Coronavirus-Impfverordnung - CoronaImpfV 2021-04 | § 9 Vergütung ärztlicher Leistungen

(1) Die Vergütung der in § 6 Absatz 1 Satz 1 genannten Arztpraxen für die Leistungen nach § 1 Absatz 4 beträgt je Anspruchsberechtigten und je Impfung 20 Euro. Eine Vergütung setzt neben der Erbringung der in § 1 Absatz 4 genannten Leistungen auch die Erfüllung der Verpflichtung zur Teilnahme an der Impfsurveillance nach § 7 Absatz 1 und 5 voraus. Sofern das Aufsuchen einer Person für die Impfung notwendig ist, werden zuzüglich 35 Euro vergütet; für das Aufsuchen jeder weiteren Person in derselben sozialen Gemeinschaft oder Einrichtung werden zuzüglich jeweils weitere 15 Euro vergütet. Eine Abrechnung von Vergütungen nach Satz 1 oder Satz 3 neben der Vergütung nach Absatz 2 ist ausgeschlossen.

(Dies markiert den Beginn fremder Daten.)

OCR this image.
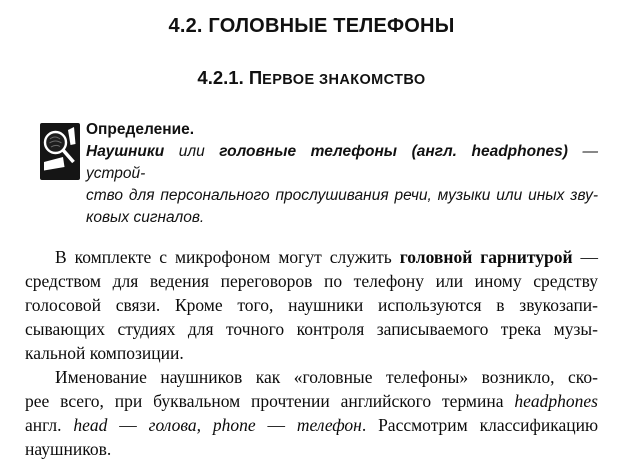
4.2. ГОЛОВНЫЕ ТЕЛЕФОНЫ
4.2.1. ПЕРВОЕ ЗНАКОМСТВО
Определение.
Наушники или головные телефоны (англ. headphones) — устрой-
ство для персонального прослушивания речи, музыки или иных зву-
ковых сигналов.
В комплекте с микрофоном могут служить головной гарнитурой —
средством для ведения переговоров по телефону или иному средству
голосовой связи. Кроме того, наушники используются в звукозапи-
сывающих студиях для точного контроля записываемого трека музы-
кальной композиции.
Именование наушников как «головные телефоны» возникло, ско-
рее всего, при буквальном прочтении английского термина headphones
англ. head — голова, phone — телефон. Рассмотрим классификацию
наушников.
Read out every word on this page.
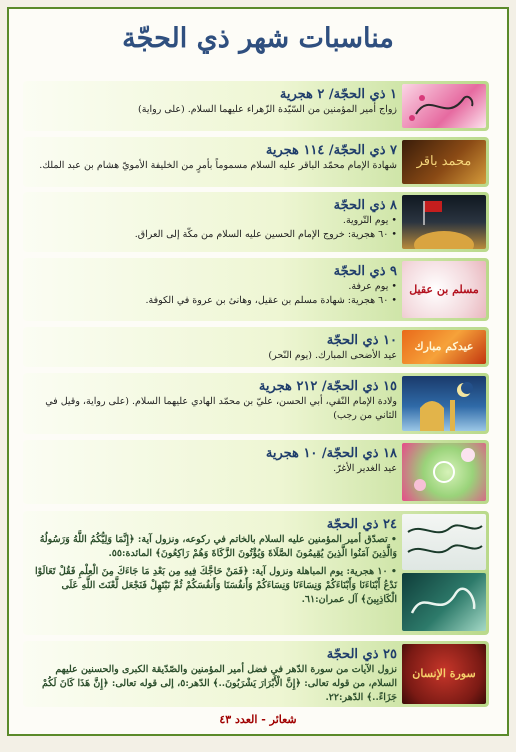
مناسبات شهر ذي الحجّة
١ ذي الحجّة/ ٢ هجرية
زواج أمير المؤمنين من السّيّدة الزّهراء عليهما السلام. (على رواية)
محمد باقر
٧ ذي الحجّة/ ١١٤ هجرية
شهادة الإمام محمّد الباقر عليه السلام مسموماً بأمرٍ من الخليفة الأمويّ هشام بن عبد الملك.
٨ ذي الحجّة
• يوم التّروية.
• ٦٠ هجرية: خروج الإمام الحسين عليه السلام من مكّة إلى العراق.
مسلم بن عقيل
٩ ذي الحجّة
• يوم عرفة.
• ٦٠ هجرية: شهادة مسلم بن عقيل، وهانئ بن عروة في الكوفة.
عيدكم مبارك
١٠ ذي الحجّة
عيد الأضحى المبارك. (يوم النّحر)
١٥ ذي الحجّة/ ٢١٢ هجرية
ولادة الإمام النّقي، أبي الحسن، عليّ بن محمّد الهادي عليهما السلام. (على رواية، وقيل في الثاني من رجب)
١٨ ذي الحجّة/ ١٠ هجرية
عيد الغدير الأغرّ.
٢٤ ذي الحجّة
• تصدّق أمير المؤمنين عليه السلام بالخاتم في ركوعه، ونزول آية: ﴿إِنَّمَا وَلِيُّكُمُ اللَّهُ وَرَسُولُهُ وَالَّذِينَ آمَنُوا الَّذِينَ يُقِيمُونَ الصَّلَاةَ وَيُؤْتُونَ الزَّكَاةَ وَهُمْ رَاكِعُونَ﴾ المائدة:٥٥.
• ١٠ هجرية: يوم المباهلة ونزول آية: ﴿فَمَنْ حَاجَّكَ فِيهِ مِن بَعْدِ مَا جَاءَكَ مِنَ الْعِلْمِ فَقُلْ تَعَالَوْا نَدْعُ أَبْنَاءَنَا وَأَبْنَاءَكُمْ وَنِسَاءَنَا وَنِسَاءَكُمْ وَأَنفُسَنَا وَأَنفُسَكُمْ ثُمَّ نَبْتَهِلْ فَنَجْعَل لَّعْنَتَ اللَّهِ عَلَى الْكَاذِبِينَ﴾ آل عمران:٦١.
سورة الإنسان
٢٥ ذي الحجّة
نزول الآيات من سورة الدّهر في فضل أمير المؤمنين والصّدّيقة الكبرى والحسنين عليهم السلام، من قوله تعالى: ﴿إِنَّ الْأَبْرَارَ يَشْرَبُونَ..﴾ الدّهر:٥، إلى قوله تعالى: ﴿إِنَّ هَذَا كَانَ لَكُمْ جَزَاءً..﴾ الدّهر:٢٢.
شعائر - العدد ٤٣
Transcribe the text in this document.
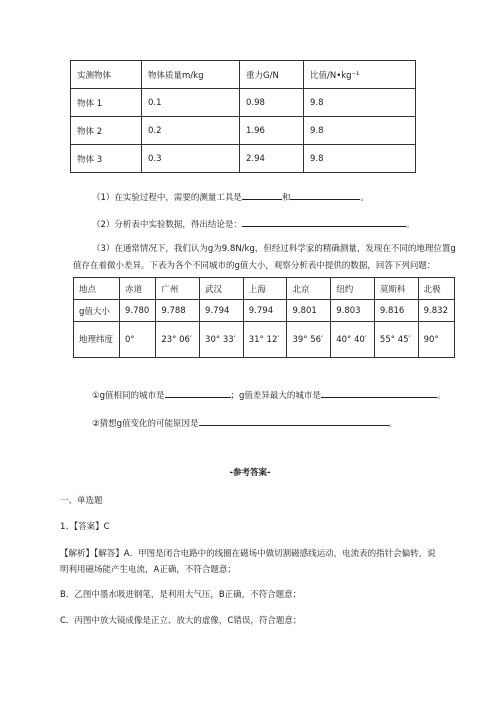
实测物体	物体质量m/kg	重力G/N	比值/N•kg⁻¹
物体 1	0.1	0.98	9.8
物体 2	0.2	1.96	9.8
物体 3	0.3	2.94	9.8
（1）在实验过程中，需要的测量工具是	和	。
（2）分析表中实验数据，得出结论是：	。
（3）在通常情况下，我们认为g为9.8N/kg，但经过科学家的精确测量，发现在不同的地理位置g
值存在着微小差异。下表为各个不同城市的g值大小，观察分析表中提供的数据，回答下列问题：
地点	赤道	广州	武汉	上海	北京	纽约	莫斯科	北极
g值大小	9.780	9.788	9.794	9.794	9.801	9.803	9.816	9.832
地理纬度	0°	23° 06′	30° 33′	31° 12′	39° 56′	40° 40′	55° 45′	90°
①g值相同的城市是	；g值差异最大的城市是	。
②猜想g值变化的可能原因是	。
-参考答案-
一、单选题
1、【答案】C
【解析】【解答】A．甲图是闭合电路中的线圈在磁场中做切割磁感线运动，电流表的指针会偏转，说
明利用磁场能产生电流，A正确，不符合题意；
B．乙图中墨水吸进钢笔，是利用大气压，B正确，不符合题意；
C．丙图中放大镜成像是正立、放大的虚像，C错误，符合题意；
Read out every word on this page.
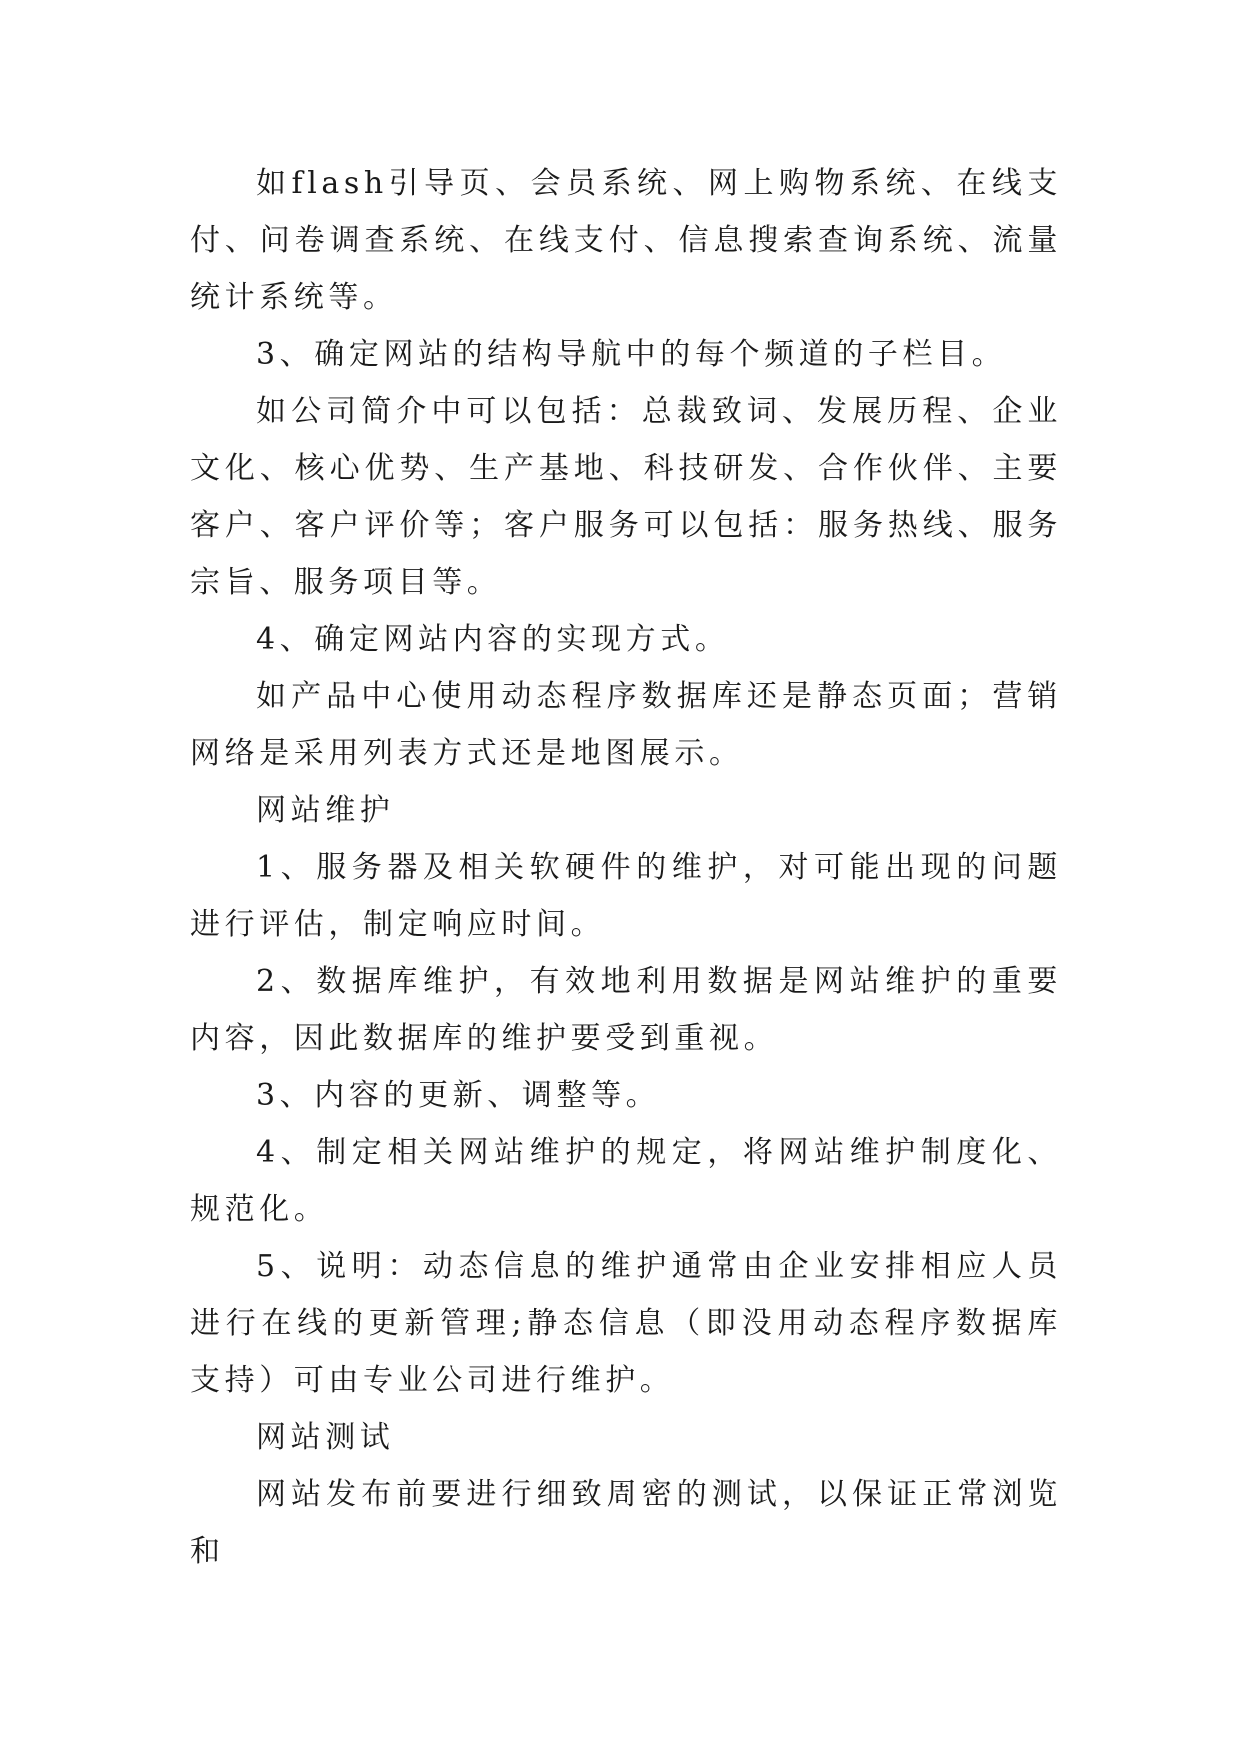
如flash引导页、会员系统、网上购物系统、在线支付、问卷调查系统、在线支付、信息搜索查询系统、流量统计系统等。

3、确定网站的结构导航中的每个频道的子栏目。

如公司简介中可以包括：总裁致词、发展历程、企业文化、核心优势、生产基地、科技研发、合作伙伴、主要客户、客户评价等；客户服务可以包括：服务热线、服务宗旨、服务项目等。

4、确定网站内容的实现方式。

如产品中心使用动态程序数据库还是静态页面；营销网络是采用列表方式还是地图展示。

网站维护

1、服务器及相关软硬件的维护，对可能出现的问题进行评估，制定响应时间。

2、数据库维护，有效地利用数据是网站维护的重要内容，因此数据库的维护要受到重视。

3、内容的更新、调整等。

4、制定相关网站维护的规定，将网站维护制度化、规范化。

5、说明：动态信息的维护通常由企业安排相应人员进行在线的更新管理;静态信息（即没用动态程序数据库支持）可由专业公司进行维护。

网站测试

网站发布前要进行细致周密的测试，以保证正常浏览和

(2) Die Vergütung der in § 6 Absatz 1 Satz 1 genannten Arztpraxen für eine ausschließliche Impfberatung zum Coronavirus SARS-CoV-2 ohne nachfolgende Schutzimpfung beträgt je Anspruchsberechtigten einmalig 10 Euro. Die Impfberatung kann auch telefonisch oder im Rahmen eines Videosprechstundenkontaktes erfolgen. Eine Abrechnung von Vergütungen nach Satz 1 neben der Vergütung nach Absatz 1 Satz 1 oder Satz 3 ist ausgeschlossen.

(3) Die Vergütung der Arztpraxen für die Leistung nach § 6 Absatz 4 Satz 1 Nummer 3 in Verbindung mit Absatz 5 beträgt je Anspruchsberechtigten 5 Euro zuzüglich 90 Cent, sofern ein postalischer Versand des ärztlichen Zeugnisses erfolgt.

(4) Die Vergütung der beauftragten Betriebsärzte und der beauftragten überbetrieblichen Dienste von Betriebsärzten für die Leistungen nach § 1 Absatz 4 erfolgt entsprechend Absatz 1 Satz 1. Eine Vergütung setzt neben der Erbringung der in § 1 Absatz 4 genannten Leistungen auch die Erfüllung der Verpflichtung zur Teilnahme an der Impfsurveillance nach § 7 Absatz 1 voraus. Ein Vergütungsanspruch eines Betriebsarztes besteht nicht, wenn der Betriebsarzt die Leistungen nach § 1 Absatz 4 im Rahmen eines Beschäftigungsverhältnisses in einem Betrieb oder im Rahmen einer Tätigkeit für einen überbetrieblichen Dienst von Betriebsärzten erbringt. Ein Vergütungsanspruch eines überbetrieblichen Dienstes besteht nicht, soweit ihm Leistungen im Sinne des § 1 Absatz 4 bereits anderweitig im Wege seiner Beauftragung durch ein Unternehmen vergütet werden.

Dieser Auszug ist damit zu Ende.